Pour son dernier match de poule, le Ghana affronte aujourd'hui une équipe japonaise déjà éliminée. Et une fois de plus, tous les regards seront tournés vers un seul homme, auteur pour l'instant d'un formidable parcours : après avoir marqué dans les deux premiers matches des siens, Stephen Appiah rêve d'offrir à son pays sa première médaille olympique depuis le bronze décroché à Barcelone en 1992.
Par sa précision de passes, son coup d'œil et sa sérénité, le Juventino a su depuis le début séduire son monde, lui qui a inscrit face à l'Italie l'un des plus beaux buts de la compétition. Un atout maître pour des Africains auxquels le nul suffit.
Face au Paraguay, les Ghanéens, menés 1:0, ont su renverser la vapeur pour s'imposer 2:1, une victoire qui n'aura pas manqué de rappeler la forte impression laissée par leurs aînés au début des années 90. Alignant d'entrée cinq attaquants, les Africains avaient d'ailleurs entamé cette rencontre avec une belle agressivité offensive.
Contre l'Italie, les hommes de Mariano Barreto ont mené 2:0 avant de se faire rattraper. Mais dès ce premier match, l'équipe avait fait montre de tout son potentiel. Satisfait de la prestation d'ensemble de ses joueurs, le Portugais Barreto ne se disait du reste pas trop déçu d'avoir vu s'échapper les trois points.
De plus, si la chance n'a pas été au rendez-vous contre l'Italie, difficile d'en dire autant pour le match contre le Paraguay, comme le reconnaît le même Barreto : "Contre l'Italie, on n'a pas vraiment été vernis. Mais devant le Paraguay, il faut bien dire que la chance était de notre côté, même si l'équipe s'est vraiment battue." Quant aux remplacements judicieux qu'il a effectués, le Portugais reste modeste : "Un jour ça fonctionne, l'autre non".

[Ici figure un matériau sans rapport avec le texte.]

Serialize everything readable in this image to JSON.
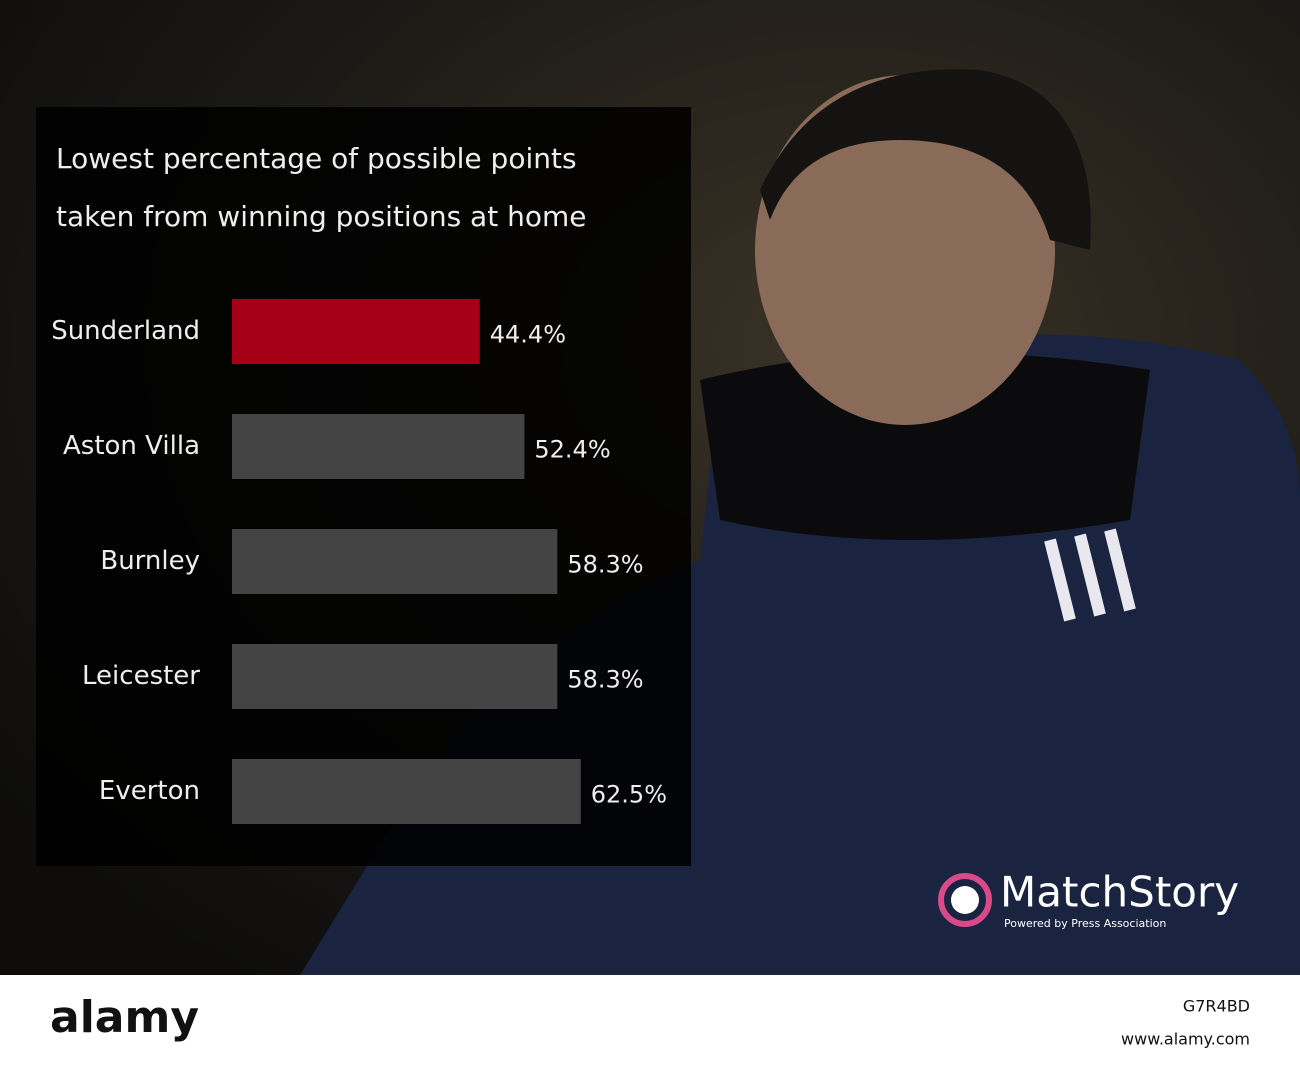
{
  "chart_data": {
    "type": "bar",
    "orientation": "horizontal",
    "title": "Lowest percentage of possible points taken from winning positions at home",
    "categories": [
      "Sunderland",
      "Aston Villa",
      "Burnley",
      "Leicester",
      "Everton"
    ],
    "values": [
      44.4,
      52.4,
      58.3,
      58.3,
      62.5
    ],
    "value_labels": [
      "44.4%",
      "52.4%",
      "58.3%",
      "58.3%",
      "62.5%"
    ],
    "colors": [
      "#a50016",
      "#444444",
      "#444444",
      "#444444",
      "#444444"
    ],
    "xlim": [
      0,
      100
    ]
  },
  "branding": {
    "logo": "MatchStory",
    "tagline": "Powered by Press Association"
  },
  "footer": {
    "brand": "alamy",
    "image_id": "G7R4BD",
    "url": "www.alamy.com"
  }
}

Il faudra en tout cas à nouveau remodeler l'équipe pour affronter les Nippons, John Mensah étant suspendu après avoir reçu un deuxième carton jaune. Un coup dur tant le défenseur avait jusqu'ici apporté à son équipe.
Fragilité mentale
A en croire Barreto, c'est dans leurs têtes que ses joueurs sont le plus fragiles. "Contre le Paraguay, il a fallu attendre de prendre un but pour que les garçons oublient leur stress. Ce n'est qu'après qu'on a joué comme on sait le faire."
Pour les Japonais, qui n'ont plus aucun espoir après leurs défaites face au Paraguay (3:4) et à l'Italie (2:3), il s'agira d'engranger une expérience supplémentaire en perspective de la Coupe du Monde de la FIFA 2006.
Déçu de cette élimination prématurée, le sélectionneur Masakuni Yamamoto a déjà le regard tourné vers l'avenir. "On est venus ici pour apprendre et je pense qu'on a fait deux bons matches. Je tiens à remercier mes joueurs pour tous leurs efforts."
Solide dans l'entrejeu et en attaque, sa formation présente quelques faiblesses au niveau d'une défense qui s'est régulièrement laissée berner par les Guaranis comme par les Azzurri. Exemple type : le but du 2:0 de l'Italien Alberto Gilardino. Quoi qu'il en soit, les hommes du Pays du soleil levant, désireux de quitter la compétition sur une bonne note, ne seront en aucun cas des adversaires faciles.